Ultimately, Tesfaye et al.’s work highlights a critical paradigm shift in psychiatric epigenomics. By embracing sex-stratified approaches, researchers can unlock new avenues for understanding schizophrenia’s molecular underpinnings and move closer to realizing the promise of precision psychiatry.
References
1. Magwai, T. et al. DNA Methylation and Schizophrenia: Current Literature and Future Perspective. Cells 10, 2890 (2021).

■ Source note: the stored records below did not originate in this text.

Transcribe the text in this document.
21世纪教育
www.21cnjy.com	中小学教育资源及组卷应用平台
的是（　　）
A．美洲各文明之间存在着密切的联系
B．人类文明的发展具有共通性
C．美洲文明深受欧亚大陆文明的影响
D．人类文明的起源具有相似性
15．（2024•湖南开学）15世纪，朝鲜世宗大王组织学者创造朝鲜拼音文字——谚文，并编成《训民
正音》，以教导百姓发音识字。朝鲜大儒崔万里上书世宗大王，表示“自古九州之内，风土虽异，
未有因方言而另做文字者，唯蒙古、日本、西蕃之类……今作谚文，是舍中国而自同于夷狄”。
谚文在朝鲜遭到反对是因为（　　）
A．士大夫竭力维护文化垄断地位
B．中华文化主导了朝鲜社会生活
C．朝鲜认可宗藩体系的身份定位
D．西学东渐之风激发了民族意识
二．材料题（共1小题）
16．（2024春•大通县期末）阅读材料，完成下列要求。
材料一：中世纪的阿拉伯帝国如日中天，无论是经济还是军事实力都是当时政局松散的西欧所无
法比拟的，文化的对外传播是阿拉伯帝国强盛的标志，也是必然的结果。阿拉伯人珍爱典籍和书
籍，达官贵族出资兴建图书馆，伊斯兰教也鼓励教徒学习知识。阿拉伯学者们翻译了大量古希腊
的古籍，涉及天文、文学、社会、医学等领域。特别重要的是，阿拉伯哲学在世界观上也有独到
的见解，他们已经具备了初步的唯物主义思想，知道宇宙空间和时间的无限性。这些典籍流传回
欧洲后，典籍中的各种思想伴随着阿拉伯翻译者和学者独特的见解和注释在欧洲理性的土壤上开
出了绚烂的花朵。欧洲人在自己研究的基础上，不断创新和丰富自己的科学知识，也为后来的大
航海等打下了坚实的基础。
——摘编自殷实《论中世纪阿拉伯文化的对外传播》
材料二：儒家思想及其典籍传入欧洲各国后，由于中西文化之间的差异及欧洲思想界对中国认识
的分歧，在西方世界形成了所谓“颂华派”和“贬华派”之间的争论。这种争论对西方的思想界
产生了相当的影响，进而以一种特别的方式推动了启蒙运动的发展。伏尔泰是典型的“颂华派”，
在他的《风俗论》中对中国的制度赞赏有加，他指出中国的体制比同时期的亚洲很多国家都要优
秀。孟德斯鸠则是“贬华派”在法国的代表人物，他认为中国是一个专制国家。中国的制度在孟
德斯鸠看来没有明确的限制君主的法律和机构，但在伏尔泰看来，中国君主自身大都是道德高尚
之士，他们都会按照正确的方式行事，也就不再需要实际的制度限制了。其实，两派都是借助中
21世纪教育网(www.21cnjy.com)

2. Schizophrenia. https://www.who.int/news-room/fact-sheets/detail/schizophrenia.
3. Mendizabal, I. et al. Cell type-specific epigenetic links to schizophrenia risk in the brain. Genome Biol. 20, 135 (2019).
4. Dupont, C., Armant, D. R. & Brenner, C. A. Epigenetics: Definition, Mechanisms and Clinical Perspective. Semin. Reprod. Med. 27, 351–357 (2009).
6. Maschietto, M. et al. Sex differences in DNA methylation of the cord blood are related to sex-bias psychiatric diseases. Sci. Rep. 7, 44547 (2017).
7. Tesfaye, M. et al. Sex effects on DNA methylation affect discovery in epigenome-wide association study of schizophrenia. Mol. Psychiatry 29, 2467–2477 (2024).
8. Yousefi, P. et al. Sex differences in DNA methylation assessed by 450 K BeadChip in newborns. BMC Genomics 16, 911 (2015).